Kongre Üyesi Claudia Tenney tarafından sunulan Trump Doğum Günü ve Bayrak Günü Tatil Yasası, daha da kötüsünün geleceğinin habercisidir. Tasarı, 14 Haziran'ı “Donald Trump'ın Doğum Günü ve Bayrak Günü” anısına federal tatil olarak belirliyor. Bir sonraki adım, büyük liderin dev portrelerinin yer aldığı resmi geçit törenleri!
Joseph Roth, faşizmin baştan çıkarıcılığını ve kaçınılmaz yükselişini öngören az sayıdaki Alman yazar arasındaydı. Nazilerin ilk toplu kitap yakma eylemini konu alan “Aklın Holokostu” adlı denemesinde Roth, Yahudi yazar arkadaşlarına yenilgilerinin gerçekliğini kabul etmelerini tavsiye ediyordu:
“Cephe savaşçıları olarak, Avrupa aklının bayrağı altında, yenilmiş bir savaşçının en asil görevini yerine getirelim: yenilgimizi kabul edelim.”
Roth, Naziler tarafından kara listeye alındıktan, sürgüne zorlandıktan ve Fransa'da yoksulluk ve sefalete düşürüldükten sonra kendini boş umutlarla kandırmadı:
“Silahlar, hoparlörler, katiller, akıl hastası bakanlar ve bu Babil dünyasının sesini her halükarda çarpıtılmış bir şekilde Nürnberg davullarıyla tercüme eden aptal medya ve gazeteciler karşısında benim sözlerim ne işe yarar?”

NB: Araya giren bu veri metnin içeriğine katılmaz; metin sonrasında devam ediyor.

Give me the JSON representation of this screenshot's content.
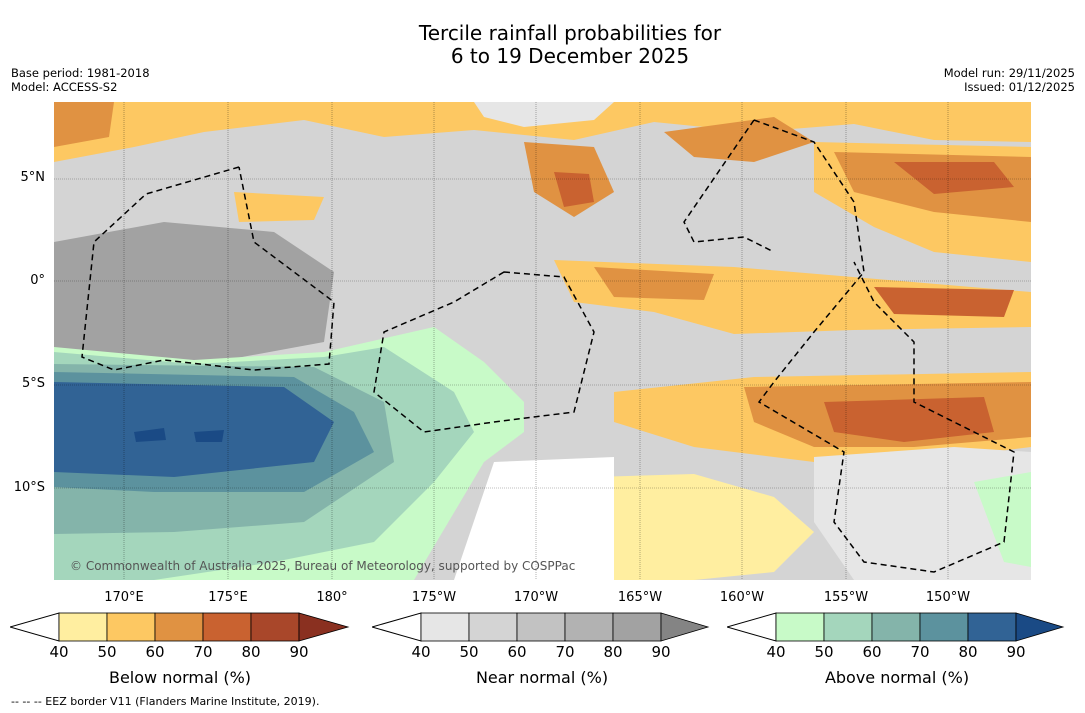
{
  "header": {
    "title_line1": "Tercile rainfall probabilities for",
    "title_line2": "6 to 19 December 2025",
    "base_period": "Base period: 1981-2018",
    "model": "Model: ACCESS-S2",
    "model_run": "Model run: 29/11/2025",
    "issued": "Issued: 01/12/2025"
  },
  "axes": {
    "lat_labels": [
      "5°N",
      "0°",
      "5°S",
      "10°S"
    ],
    "lon_labels": [
      "170°E",
      "175°E",
      "180°",
      "175°W",
      "170°W",
      "165°W",
      "160°W",
      "155°W",
      "150°W"
    ]
  },
  "copyright": "© Commonwealth of Australia 2025, Bureau of Meteorology, supported by COSPPac",
  "colorbars": [
    {
      "title": "Below normal (%)",
      "ticks": [
        "40",
        "50",
        "60",
        "70",
        "80",
        "90"
      ],
      "colors": [
        "#ffeea0",
        "#fdc862",
        "#e09242",
        "#c96230",
        "#a9472a",
        "#8a3020"
      ]
    },
    {
      "title": "Near normal (%)",
      "ticks": [
        "40",
        "50",
        "60",
        "70",
        "80",
        "90"
      ],
      "colors": [
        "#e6e6e6",
        "#d4d4d4",
        "#c2c2c2",
        "#b2b2b2",
        "#a2a2a2",
        "#848484"
      ]
    },
    {
      "title": "Above normal (%)",
      "ticks": [
        "40",
        "50",
        "60",
        "70",
        "80",
        "90"
      ],
      "colors": [
        "#c8fac8",
        "#a4d6bc",
        "#84b4aa",
        "#5c929e",
        "#316395",
        "#1a4a85"
      ]
    }
  ],
  "footer": "--  --  -- EEZ border V11 (Flanders Marine Institute, 2019)."
}
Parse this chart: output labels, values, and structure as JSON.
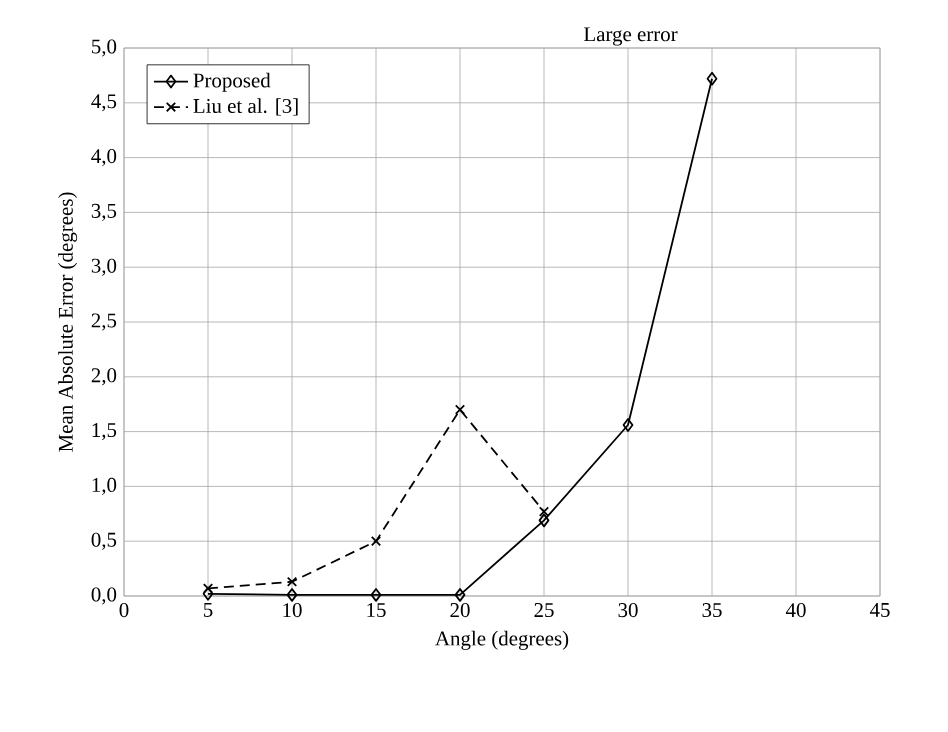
{
  "chart_data": {
    "type": "line",
    "xlabel": "Angle (degrees)",
    "ylabel": "Mean Absolute Error (degrees)",
    "x": [
      5,
      10,
      15,
      20,
      25,
      30,
      35
    ],
    "series": [
      {
        "name": "Proposed",
        "color": "#000000",
        "marker": "diamond",
        "line_style": "solid",
        "values": [
          0.02,
          0.01,
          0.01,
          0.01,
          0.69,
          1.56,
          4.72
        ]
      },
      {
        "name": "Liu et al. [3]",
        "color": "#000000",
        "marker": "cross",
        "line_style": "dashed",
        "x": [
          5,
          10,
          15,
          20,
          25
        ],
        "values": [
          0.07,
          0.13,
          0.5,
          1.7,
          0.77
        ]
      }
    ],
    "xlim": [
      0,
      45
    ],
    "xticks": [
      0,
      5,
      10,
      15,
      20,
      25,
      30,
      35,
      40,
      45
    ],
    "ylim": [
      0,
      5
    ],
    "yticks": [
      {
        "value": 0,
        "label": "0,0"
      },
      {
        "value": 0.5,
        "label": "0,5"
      },
      {
        "value": 1,
        "label": "1,0"
      },
      {
        "value": 1.5,
        "label": "1,5"
      },
      {
        "value": 2,
        "label": "2,0"
      },
      {
        "value": 2.5,
        "label": "2,5"
      },
      {
        "value": 3,
        "label": "3,0"
      },
      {
        "value": 3.5,
        "label": "3,5"
      },
      {
        "value": 4,
        "label": "4,0"
      },
      {
        "value": 4.5,
        "label": "4,5"
      },
      {
        "value": 5,
        "label": "5,0"
      }
    ],
    "annotations": [
      "Large error"
    ],
    "grid": true,
    "legend": "top left"
  }
}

Başına gelecekleri biliyordu. 1933'te Fransa'ya sürgüne gittikten sonra Stefan Zweig'a Nazilerin iktidarı ele geçirmesi hakkında şunları yazmıştı:
“Büyük bir felakete doğru gittiğimizi artık anlamışsınızdır. Barbarlar iktidarı ele geçirdi. Kendinizi kandırmayın. Cehennem iktidarda!”
Roth ayrıca, yenilgi kesin olsa bile, direnişin ahlaki bir zorunluluk olduğunu, kişinin onurunu ve hakikatin kutsallığını savunmanın bir yolu olduğunu savundu:
“İnsan yazmalı, basılı kelimenin hiçbir şeyi iyileştiremeyeceğini anlamış olsa bile.”
Hedges ise en az Roth kadar kötümser, sansürün ve devlet baskısının yaygınlaşacağını öngörüyor. Vicdanlı insanlar devletin düşmanı haline gelecek.
Direniş, ortaya çıktığında, yerleşik güç merkezlerinin dışında toplanan spontane patlamalar olarak başlayacaktır.
İtaatsizlik acımasız devlet baskısıyla karşılanacaktır.
Ancak direnmemek, karanlığa ahlaki ve fiziki bir teslimiyet, radikal kötülükle suç ortaklığıdır. Buna asla müsaade edilmemeli.